BK Gillard, RG Clement and DM Marcus
Department of Medicine, Baylor College of Medicine, 1 Baylor Plaza, Houston, TX 77030, USA.

There are several pathways for the incorporation of sugars into glycosphingolipids (GSL). Sugars can be added to ceramide that contains sphinganine (dihydrosphingosine) synthesized de novo (pathway 1), to ceramide synthesized from sphingoid bases produced by hydrolysis of sphingolipids (pathway 2), and into GSL recycling from the endosomal pathway through the Golgi (pathway 3). We reported previously the surprising observation that SW13 cells, a human adrenal carcinoma cell line, synthesize most of their GSL in pathway 2. We now present data on the synthesis of GSL in four additional cell lines.

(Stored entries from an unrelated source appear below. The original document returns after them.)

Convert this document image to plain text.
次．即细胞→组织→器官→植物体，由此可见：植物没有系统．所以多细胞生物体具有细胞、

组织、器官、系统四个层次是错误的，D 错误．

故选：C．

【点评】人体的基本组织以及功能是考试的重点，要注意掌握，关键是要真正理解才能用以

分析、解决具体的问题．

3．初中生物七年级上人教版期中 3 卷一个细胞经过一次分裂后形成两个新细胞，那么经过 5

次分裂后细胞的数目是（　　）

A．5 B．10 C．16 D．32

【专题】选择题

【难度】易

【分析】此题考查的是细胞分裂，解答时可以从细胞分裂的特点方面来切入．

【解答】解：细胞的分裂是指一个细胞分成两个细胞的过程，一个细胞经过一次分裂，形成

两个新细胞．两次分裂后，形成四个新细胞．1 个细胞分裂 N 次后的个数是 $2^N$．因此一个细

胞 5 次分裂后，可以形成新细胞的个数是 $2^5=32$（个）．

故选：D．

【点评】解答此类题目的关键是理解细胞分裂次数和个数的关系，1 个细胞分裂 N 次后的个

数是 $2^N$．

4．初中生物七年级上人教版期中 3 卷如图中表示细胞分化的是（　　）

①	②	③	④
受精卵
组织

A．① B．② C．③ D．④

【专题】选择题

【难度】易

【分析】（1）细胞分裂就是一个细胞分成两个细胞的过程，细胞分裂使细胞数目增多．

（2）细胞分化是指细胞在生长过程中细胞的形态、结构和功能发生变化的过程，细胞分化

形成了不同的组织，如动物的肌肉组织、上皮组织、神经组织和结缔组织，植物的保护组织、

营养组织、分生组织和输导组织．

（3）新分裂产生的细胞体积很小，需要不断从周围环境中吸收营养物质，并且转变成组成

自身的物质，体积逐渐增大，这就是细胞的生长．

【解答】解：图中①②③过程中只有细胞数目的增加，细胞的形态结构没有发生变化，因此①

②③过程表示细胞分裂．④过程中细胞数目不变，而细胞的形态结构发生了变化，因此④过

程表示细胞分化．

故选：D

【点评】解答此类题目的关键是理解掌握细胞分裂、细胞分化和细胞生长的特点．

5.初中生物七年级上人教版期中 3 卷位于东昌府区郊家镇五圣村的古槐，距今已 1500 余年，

Approximately 90% of sugar incorporation took place in pathway 2, and 10% or less in pathway 1, in human foreskin fibroblasts and NB41A3 neuroblastoma cells. In contrast, approximately 50-90% of sugar incorporation took place in pathway 1 in C2C12 myoblasts. The C2C12 cells divide more rapidly and synthesize 10-14 times as much GSL as the other three cell lines. In C6 glioma cells, approximately 30% of sugar incorporation occurred in pathway 1 and 60% in pathway 2. There was no relation between the utilization of pathways for GSL and sphingomyelin synthesis in foreskin fibroblasts and C2C12 cells. In both cells pathways 1 and 2 each accounted for 50% of incorporation of choline into sphingomyelin. In five of the six cell lines that we have studied, most GSL synthesis takes place in pathway 2. We suggest that when the need for synthesis is relatively low, as in slowly dividing cells, GSL are synthesized predominantly from sphingoid bases salvaged from the hydrolytic pathway. When cells are dividing more rapidly, the need for increased synthesis is met by upregulating the de novo pathway.